O Ministério da Educação estima em cerca de 2 mil o número de estudantes prejudicados pelos problemas no caderno de provas amarelo utilizado no sábado. Anular o exame acarretaria um prejuízo muito maior a quase totalidade dos candidatos que prestaram a prova sem problemas.

Quanto às falhas de orientação dos fiscais, cabe ao Ministério da Educação corrigi-las para os próximos exames, garantindo uma melhor preparação, o que é imprescindível ante a magnitude que tomou o Enem. Já os casos de violação às normas de segurança (como a proibição do uso de aparelhos eletrônicos) são caso de polícia – os fraudadores é que devem ser punidos e não os milhões de alunos que não cometeram qualquer irregularidade. Para isso, cabe também aos promotores do exame adotar normas mais rígidas de segurança na aplicação da prova.

Erros de impressão são praticamente inevitáveis em se tratando de tal quantidade de impressos. Para corrigir o problema, é preciso que, antes da prova, os fiscais orientem os alunos a conferirem os cadernos, providenciando a troca antes do início do exame. É assim que geralmente acontece nos exames de vestibular, havendo cadernos excedentes em todas as salas para a eventual necessidade de uma troca.
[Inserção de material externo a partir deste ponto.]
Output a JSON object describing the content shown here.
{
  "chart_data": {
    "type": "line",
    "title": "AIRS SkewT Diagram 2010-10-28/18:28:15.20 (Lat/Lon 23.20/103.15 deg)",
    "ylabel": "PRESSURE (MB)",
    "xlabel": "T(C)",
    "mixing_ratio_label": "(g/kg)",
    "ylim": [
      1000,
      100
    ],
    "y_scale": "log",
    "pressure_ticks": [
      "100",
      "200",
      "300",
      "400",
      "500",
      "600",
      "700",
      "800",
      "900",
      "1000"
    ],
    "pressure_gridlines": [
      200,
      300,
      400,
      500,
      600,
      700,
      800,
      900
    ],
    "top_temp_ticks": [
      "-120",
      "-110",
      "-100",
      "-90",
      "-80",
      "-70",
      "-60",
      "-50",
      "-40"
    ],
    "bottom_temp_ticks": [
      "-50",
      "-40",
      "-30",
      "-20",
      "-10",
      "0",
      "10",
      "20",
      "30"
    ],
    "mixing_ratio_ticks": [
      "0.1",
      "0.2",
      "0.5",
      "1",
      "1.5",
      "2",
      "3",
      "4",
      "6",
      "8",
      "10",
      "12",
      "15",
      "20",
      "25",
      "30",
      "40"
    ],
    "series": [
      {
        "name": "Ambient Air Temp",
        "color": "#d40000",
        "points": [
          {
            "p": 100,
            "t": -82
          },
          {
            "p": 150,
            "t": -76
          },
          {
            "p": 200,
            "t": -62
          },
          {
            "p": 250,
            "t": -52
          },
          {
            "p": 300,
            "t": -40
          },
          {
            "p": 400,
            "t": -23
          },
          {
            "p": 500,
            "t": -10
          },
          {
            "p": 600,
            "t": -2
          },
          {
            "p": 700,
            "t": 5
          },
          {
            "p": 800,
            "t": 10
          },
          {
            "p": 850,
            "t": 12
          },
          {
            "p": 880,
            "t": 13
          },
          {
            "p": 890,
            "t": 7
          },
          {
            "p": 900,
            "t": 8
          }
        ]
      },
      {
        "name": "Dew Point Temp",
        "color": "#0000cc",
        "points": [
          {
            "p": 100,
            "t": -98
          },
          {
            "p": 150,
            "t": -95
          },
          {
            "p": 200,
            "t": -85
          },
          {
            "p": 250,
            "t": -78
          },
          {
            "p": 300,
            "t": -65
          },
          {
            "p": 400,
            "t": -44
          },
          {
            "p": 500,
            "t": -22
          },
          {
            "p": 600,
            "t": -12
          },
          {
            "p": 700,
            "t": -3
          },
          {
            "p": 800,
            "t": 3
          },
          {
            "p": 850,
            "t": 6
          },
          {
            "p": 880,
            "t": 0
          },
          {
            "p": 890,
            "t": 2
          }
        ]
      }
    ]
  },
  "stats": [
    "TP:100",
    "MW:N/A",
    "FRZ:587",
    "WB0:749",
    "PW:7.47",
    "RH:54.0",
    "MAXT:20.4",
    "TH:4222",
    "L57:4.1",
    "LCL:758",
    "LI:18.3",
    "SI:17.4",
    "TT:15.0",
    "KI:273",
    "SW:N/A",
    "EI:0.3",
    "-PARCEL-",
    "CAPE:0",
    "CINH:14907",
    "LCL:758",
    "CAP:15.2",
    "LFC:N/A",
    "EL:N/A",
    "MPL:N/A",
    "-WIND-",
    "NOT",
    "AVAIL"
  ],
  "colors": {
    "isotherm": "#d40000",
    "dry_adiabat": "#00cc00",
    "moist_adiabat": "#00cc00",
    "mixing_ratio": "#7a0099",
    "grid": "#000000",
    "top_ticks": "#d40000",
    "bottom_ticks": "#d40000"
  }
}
Portanto, houve sim falhas na aplicação do Enem, mas a pior solução seria punir a esmagadora maioria dos estudantes que não foi afetada por elas e empenhou-se para fazer uma boa prova durante as dez horas de esforço intelectual intenso e concentrado que o exame exige. Anular a prova seria penalizar quem não fez nada de errado. A solução justa dever ser possibilitar a quem foi prejudicado a participação numa nova prova. E aperfeiçoar o sistema de aplicação do exame, para que as falhas não se repitam, de modo que a lisura e a perfeição do Enem estejam em consonância com a enorme importância que ele tem hoje na avaliação do ensino no Brasil. O Enem é um instrumento democrático de avaliação, muito bem estruturado, que não pode ser descartado. Ao contrário, deve ser aperfeiçoado e valorizado cada vez mais.

Tomás Eon Barreiros é jornalista, professor universitário, mestre em Comunicação e Linguagens (UTP) e doutorando em Ciências da Educação (UTIC).